MOE Key Laboratory of Protein Sciences, Tsinghua-Peking Center for Life Sciences, School of Life Sciences, Tsinghua University, Beijing, China.
Laboratory for Marine Biology and Biotechnology, Qingdao National Laboratory for Marine Science and Technology, Qingdao, Shandong Province, China.
PLoS Genet. 2020 Mar 5;16(3):e1008561. doi: 10.1371/journal.pgen.1008561. eCollection 2020 Mar.
Intraflagellar transport (IFT) is required for ciliary assembly and maintenance. While disruption of IFT may trigger ciliary disassembly, we show here that IFT mediated transport of a CDK-like kinase ensures proper ciliary disassembly. Mutations in flagellar shortening 2 (FLS2), encoding a CDK-like kinase, lead to retardation of cilia resorption and delay of cell cycle progression. Stimulation for ciliary disassembly induces gradual dephosphorylation of FLS2 accompanied with gradual inactivation. Loss of FLS2 or its kinase activity induces early onset of kinesin13 phosphorylation in cilia. FLS2 is predominantly localized in the cell body, however, it is transported to cilia upon induction of ciliary disassembly. FLS2 directly interacts with IFT70 and loss of this interaction inhibits its ciliary transport, leading to dysregulation of kinesin13 phosphorylation and retardation of ciliary disassembly. Thus, this work demonstrates that IFT plays active roles in controlling proper ciliary disassembly by transporting a protein kinase to cilia to regulate a microtubule depolymerizer.

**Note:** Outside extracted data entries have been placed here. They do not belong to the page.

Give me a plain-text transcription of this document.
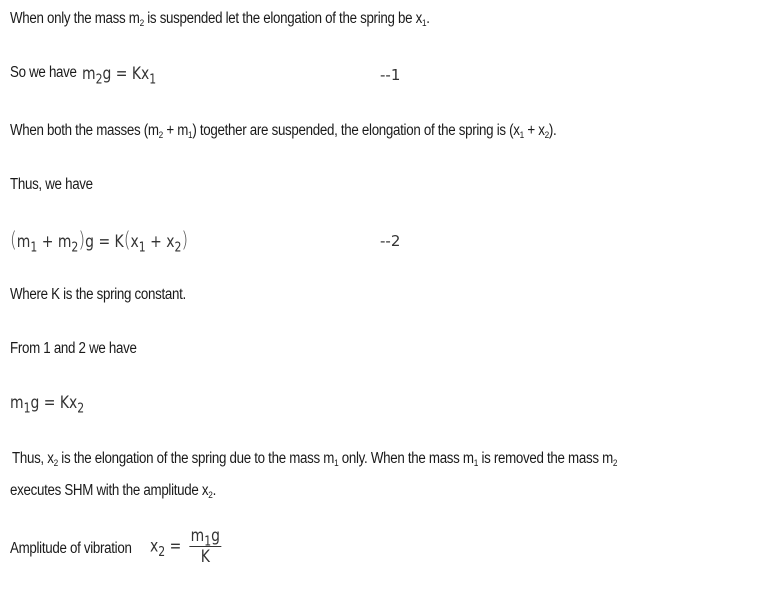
When only the mass $m_2$ is suspended let the elongation of the spring be $x_1$.
So we have $m_2g = Kx_1$	--1
When both the masses $(m_2 + m_1)$ together are suspended, the elongation of the spring is $(x_1 + x_2)$.
Thus, we have
$(m_1 + m_2)g = K(x_1 + x_2)$	--2
Where K is the spring constant.
From 1 and 2 we have
$m_1g = Kx_2$
Thus, $x_2$ is the elongation of the spring due to the mass $m_1$ only. When the mass $m_1$ is removed the mass $m_2$
executes SHM with the amplitude $x_2$.
Amplitude of vibration $x_2 = \frac{m_1g}{K}$
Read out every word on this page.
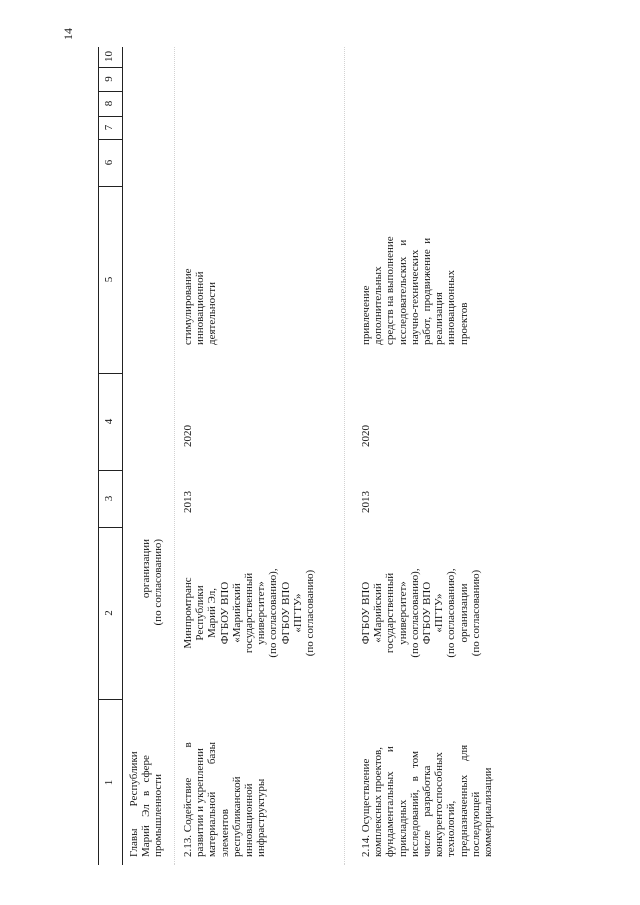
14
1
2
3
4
5
6
7
8
9
10

Главы        Республики
Марий   Эл   в   сфере
промышленности

организации
(по согласованию)

2.13. Содействие           в
развитии и укреплении
материальной          базы
элементов
республиканской
инновационной
инфраструктуры

Минпромтранс
Республики
Марий Эл,
ФГБОУ ВПО
«Марийский
государственный
университет»
(по согласованию),
ФГБОУ ВПО
«ПГТУ»
(по согласованию)

2013

2020

стимулирование
инновационной
деятельности

2.14. Осуществление
комплексных проектов,
фундаментальных       и
прикладных
исследований,   в   том
числе     разработка
конкурентоспособных
технологий,
предназначенных     для
последующей
коммерциализации

ФГБОУ ВПО
«Марийский
государственный
университет»
(по согласованию),
ФГБОУ ВПО
«ПГТУ»
(по согласованию),
организации
(по согласованию)

2013

2020

привлечение
дополнительных
средств на выполнение
исследовательских    и
научно-технических
работ,  продвижение  и
реализация
инновационных
проектов
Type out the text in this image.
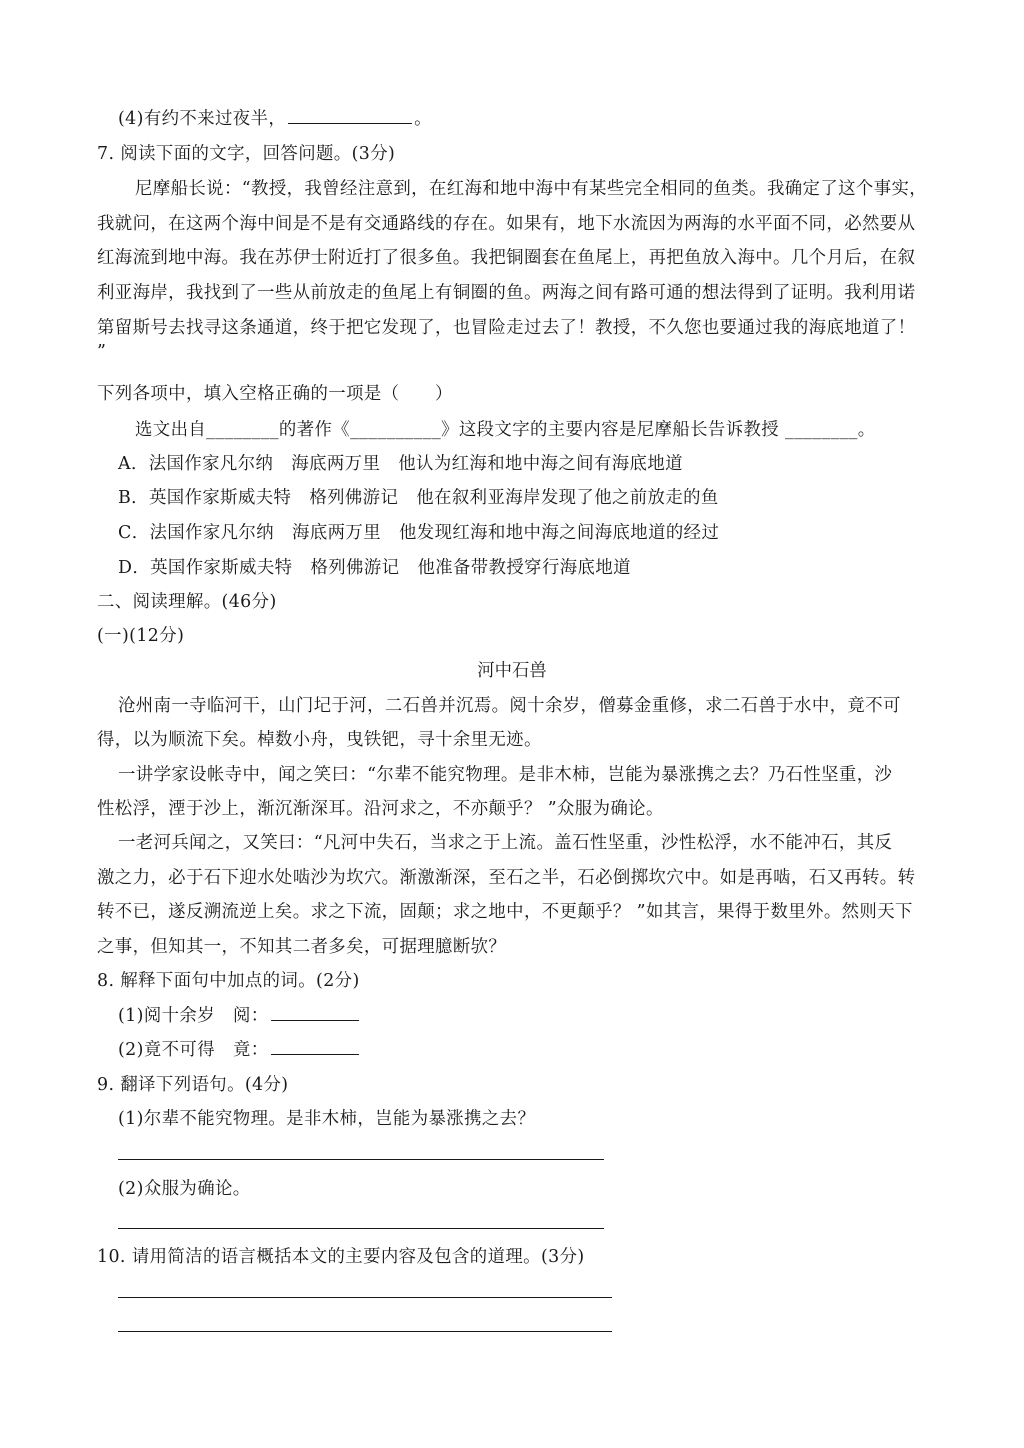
(4)有约不来过夜半，	。
7. 阅读下面的文字，回答问题。(3分)
尼摩船长说：“教授，我曾经注意到，在红海和地中海中有某些完全相同的鱼类。我确定了这个事实，
我就问，在这两个海中间是不是有交通路线的存在。如果有，地下水流因为两海的水平面不同，必然要从
红海流到地中海。我在苏伊士附近打了很多鱼。我把铜圈套在鱼尾上，再把鱼放入海中。几个月后，在叙
利亚海岸，我找到了一些从前放走的鱼尾上有铜圈的鱼。两海之间有路可通的想法得到了证明。我利用诺
第留斯号去找寻这条通道，终于把它发现了，也冒险走过去了！教授，不久您也要通过我的海底地道了！
”
下列各项中，填入空格正确的一项是（　　）
选文出自________的著作《__________》这段文字的主要内容是尼摩船长告诉教授 ________。
A．法国作家凡尔纳 海底两万里 他认为红海和地中海之间有海底地道
B．英国作家斯威夫特 格列佛游记 他在叙利亚海岸发现了他之前放走的鱼
C．法国作家凡尔纳 海底两万里 他发现红海和地中海之间海底地道的经过
D．英国作家斯威夫特 格列佛游记 他准备带教授穿行海底地道
二、阅读理解。(46分)
(一)(12分)
河中石兽
沧州南一寺临河干，山门圮于河，二石兽并沉焉。阅十余岁，僧募金重修，求二石兽于水中，竟不可
得，以为顺流下矣。棹数小舟，曳铁钯，寻十余里无迹。
一讲学家设帐寺中，闻之笑曰：“尔辈不能究物理。是非木柿，岂能为暴涨携之去？乃石性坚重，沙
性松浮，湮于沙上，渐沉渐深耳。沿河求之，不亦颠乎？ ”众服为确论。
一老河兵闻之，又笑曰：“凡河中失石，当求之于上流。盖石性坚重，沙性松浮，水不能冲石，其反
激之力，必于石下迎水处啮沙为坎穴。渐激渐深，至石之半，石必倒掷坎穴中。如是再啮，石又再转。转
转不已，遂反溯流逆上矣。求之下流，固颠；求之地中，不更颠乎？ ”如其言，果得于数里外。然则天下
之事，但知其一，不知其二者多矣，可据理臆断欤？
8. 解释下面句中加点的词。(2分)
(1)阅十余岁 阅：
(2)竟不可得 竟：
9. 翻译下列语句。(4分)
(1)尔辈不能究物理。是非木柿，岂能为暴涨携之去？
(2)众服为确论。
10. 请用简洁的语言概括本文的主要内容及包含的道理。(3分)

纤毛内运输(IFT)是纤毛组装和维持所必需的。虽然 IFT 的破坏可能会引发纤毛解体,但我们在这里表明,IFT 介导的细胞周期蛋白依赖性激酶样激酶的运输可确保纤毛的正确解体。编码细胞周期蛋白依赖性激酶样激酶的纤毛缩短 2 (FLS2)突变导致纤毛吸收的延迟和细胞周期进程的延迟。纤毛解体的刺激诱导 FLS2 的逐渐去磷酸化,伴随着逐渐失活。FLS2 的缺失或其激酶活性诱导动蛋白 13 在纤毛中的早期磷酸化。FLS2 主要定位于细胞体,但在诱导纤毛解体时被转运到纤毛。FLS2 直接与 IFT70 相互作用,丧失这种相互作用抑制其纤毛运输,导致动蛋白 13 磷酸化的失调和纤毛解体的延迟。因此,这项工作表明,IFT 通过将蛋白激酶运输到纤毛来控制适当的纤毛解体,从而在控制适当的纤毛解体中发挥积极作用,以调节微管解聚酶。